No sistema penal, são previstas possibilidades de substituição da prisão preventiva ou prisão pena por outro tipo de medida ou sanção, tais como as elencadas nos artigos 317 e 318 do Código de Processo Penal, ou mesmo no artigo 117 da Lei de Execuções Penais. No presente estudo se abordará, principalmente, a prisão domiciliar como medida cautelar diversa à privativa de liberdade em substituição à prisão preventiva.
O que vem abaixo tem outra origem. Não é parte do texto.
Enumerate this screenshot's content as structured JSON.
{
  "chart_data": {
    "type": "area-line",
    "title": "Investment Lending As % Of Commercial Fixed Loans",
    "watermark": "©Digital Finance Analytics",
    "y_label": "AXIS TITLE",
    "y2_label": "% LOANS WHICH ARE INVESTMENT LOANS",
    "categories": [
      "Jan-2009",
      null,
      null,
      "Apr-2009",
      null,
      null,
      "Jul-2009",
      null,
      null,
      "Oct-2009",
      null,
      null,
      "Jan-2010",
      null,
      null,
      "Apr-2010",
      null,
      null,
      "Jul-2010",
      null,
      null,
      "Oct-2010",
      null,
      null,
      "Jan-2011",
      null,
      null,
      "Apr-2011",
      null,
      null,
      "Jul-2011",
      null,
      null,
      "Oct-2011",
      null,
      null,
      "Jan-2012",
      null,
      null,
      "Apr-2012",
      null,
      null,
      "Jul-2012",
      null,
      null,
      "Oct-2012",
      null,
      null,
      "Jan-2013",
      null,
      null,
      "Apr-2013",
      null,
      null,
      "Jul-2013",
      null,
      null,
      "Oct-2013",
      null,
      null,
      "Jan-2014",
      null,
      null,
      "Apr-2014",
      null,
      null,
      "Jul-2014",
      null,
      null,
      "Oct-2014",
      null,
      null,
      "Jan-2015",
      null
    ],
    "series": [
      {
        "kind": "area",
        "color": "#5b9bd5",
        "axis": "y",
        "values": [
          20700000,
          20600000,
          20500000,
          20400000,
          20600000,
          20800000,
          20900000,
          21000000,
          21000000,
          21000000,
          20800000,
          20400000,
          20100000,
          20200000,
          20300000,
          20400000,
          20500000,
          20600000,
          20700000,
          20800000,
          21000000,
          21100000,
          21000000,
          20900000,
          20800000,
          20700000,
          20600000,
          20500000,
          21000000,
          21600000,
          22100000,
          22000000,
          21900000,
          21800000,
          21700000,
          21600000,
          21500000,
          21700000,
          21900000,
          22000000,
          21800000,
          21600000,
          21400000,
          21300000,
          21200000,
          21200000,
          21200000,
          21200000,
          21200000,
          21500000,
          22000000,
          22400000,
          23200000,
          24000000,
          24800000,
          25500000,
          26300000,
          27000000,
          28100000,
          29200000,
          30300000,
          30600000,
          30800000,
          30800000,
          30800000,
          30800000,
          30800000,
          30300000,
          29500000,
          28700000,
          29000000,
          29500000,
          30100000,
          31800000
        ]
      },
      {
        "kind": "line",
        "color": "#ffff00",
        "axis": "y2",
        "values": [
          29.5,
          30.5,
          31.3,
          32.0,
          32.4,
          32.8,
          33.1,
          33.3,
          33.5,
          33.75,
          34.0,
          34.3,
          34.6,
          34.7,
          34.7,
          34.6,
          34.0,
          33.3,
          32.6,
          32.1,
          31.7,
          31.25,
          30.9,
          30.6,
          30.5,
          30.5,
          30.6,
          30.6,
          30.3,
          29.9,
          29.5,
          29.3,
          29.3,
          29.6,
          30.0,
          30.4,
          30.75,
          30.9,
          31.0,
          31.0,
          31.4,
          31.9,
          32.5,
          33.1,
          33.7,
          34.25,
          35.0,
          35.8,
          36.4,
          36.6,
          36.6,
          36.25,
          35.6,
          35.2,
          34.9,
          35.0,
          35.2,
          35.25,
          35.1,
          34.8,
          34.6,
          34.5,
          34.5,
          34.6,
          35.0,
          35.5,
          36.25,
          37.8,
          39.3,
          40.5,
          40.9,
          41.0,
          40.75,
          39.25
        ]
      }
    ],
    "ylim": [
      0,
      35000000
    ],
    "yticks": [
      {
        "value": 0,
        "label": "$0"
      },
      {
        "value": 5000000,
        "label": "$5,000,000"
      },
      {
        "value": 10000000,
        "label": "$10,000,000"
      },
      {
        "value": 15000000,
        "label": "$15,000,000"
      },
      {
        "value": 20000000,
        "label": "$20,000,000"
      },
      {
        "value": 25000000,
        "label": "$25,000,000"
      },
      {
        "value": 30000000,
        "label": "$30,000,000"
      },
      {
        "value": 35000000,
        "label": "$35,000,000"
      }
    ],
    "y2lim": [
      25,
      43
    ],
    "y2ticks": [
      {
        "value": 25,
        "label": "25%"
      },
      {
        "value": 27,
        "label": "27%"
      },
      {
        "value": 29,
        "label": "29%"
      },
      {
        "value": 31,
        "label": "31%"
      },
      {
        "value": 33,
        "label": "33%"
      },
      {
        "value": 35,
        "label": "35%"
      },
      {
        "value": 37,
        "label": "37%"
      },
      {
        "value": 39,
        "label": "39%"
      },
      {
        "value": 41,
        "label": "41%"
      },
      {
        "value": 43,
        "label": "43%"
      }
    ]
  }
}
Assim como, em se tratando de execução criminal, como a prisão domiciliar pode ser determinada em substituição à prisão pena, a exemplificar como se origina o instituto e em quais casos é conveniente, ou mesmo necessária à aplicação.

Thiago M. Minagé (2019, p. 316) dispõe sobre a prisão domiciliar:

A prisão cautelar domiciliar, substitutiva da prisão preventiva, é instituto introduzido no Brasil em consonância e após a edição da Lei 12.403/11, e possibilita, dentre outras, as seguintes vantagens: 1º] restringir cautelarmente a liberdade do indivíduo preso em razão da decretação da prisão preventiva, sem, contudo, submete-lo às conhecidas mazelas do sistema carcerário; 2º] tratar de maneira particularizada situações que fogem da normalidade dos casos e que, em razão disso, estão a exigir, por questões humanitárias e de assistência, o arrefecimento do rigor carcerário; 3º] reduzir o contingente carcerário, no que diz respeito aos presos cautelares; e 4º] reduzir as despesas do Estado advindas de encarceramento antecipado.

Diante disso, importante trazer a esse estudo as hipóteses legais que recepcionam o instituto da prisão domiciliar. Primeiramente, como garantidora suprema da efetividade dos direitos e deveres dos cidadãos, a Constituição Federal de 1988 (BRASIL, 2020), que apresenta garantias aos presos, como exposto no artigo 5º, inciso XLIX, o qual conta com a seguinte redação “é assegurado aos presos o respeito à integridade física e moral”, bem como o inciso L, do mesmo artigo, “às presidiárias serão asseguradas condições para que possam permanecer com seus filhos durante o período de amamentação”.

O artigo 5º da Constituição Federal é de máxima importância no ordenamento jurídico, visto que objetiva assegurar direitos a todos independentemente de distinções de qualquer natureza, garantindo a inviolabilidade do direito à vida, à liberdade, à igualdade e à segurança, e prevê as respectivas garantias.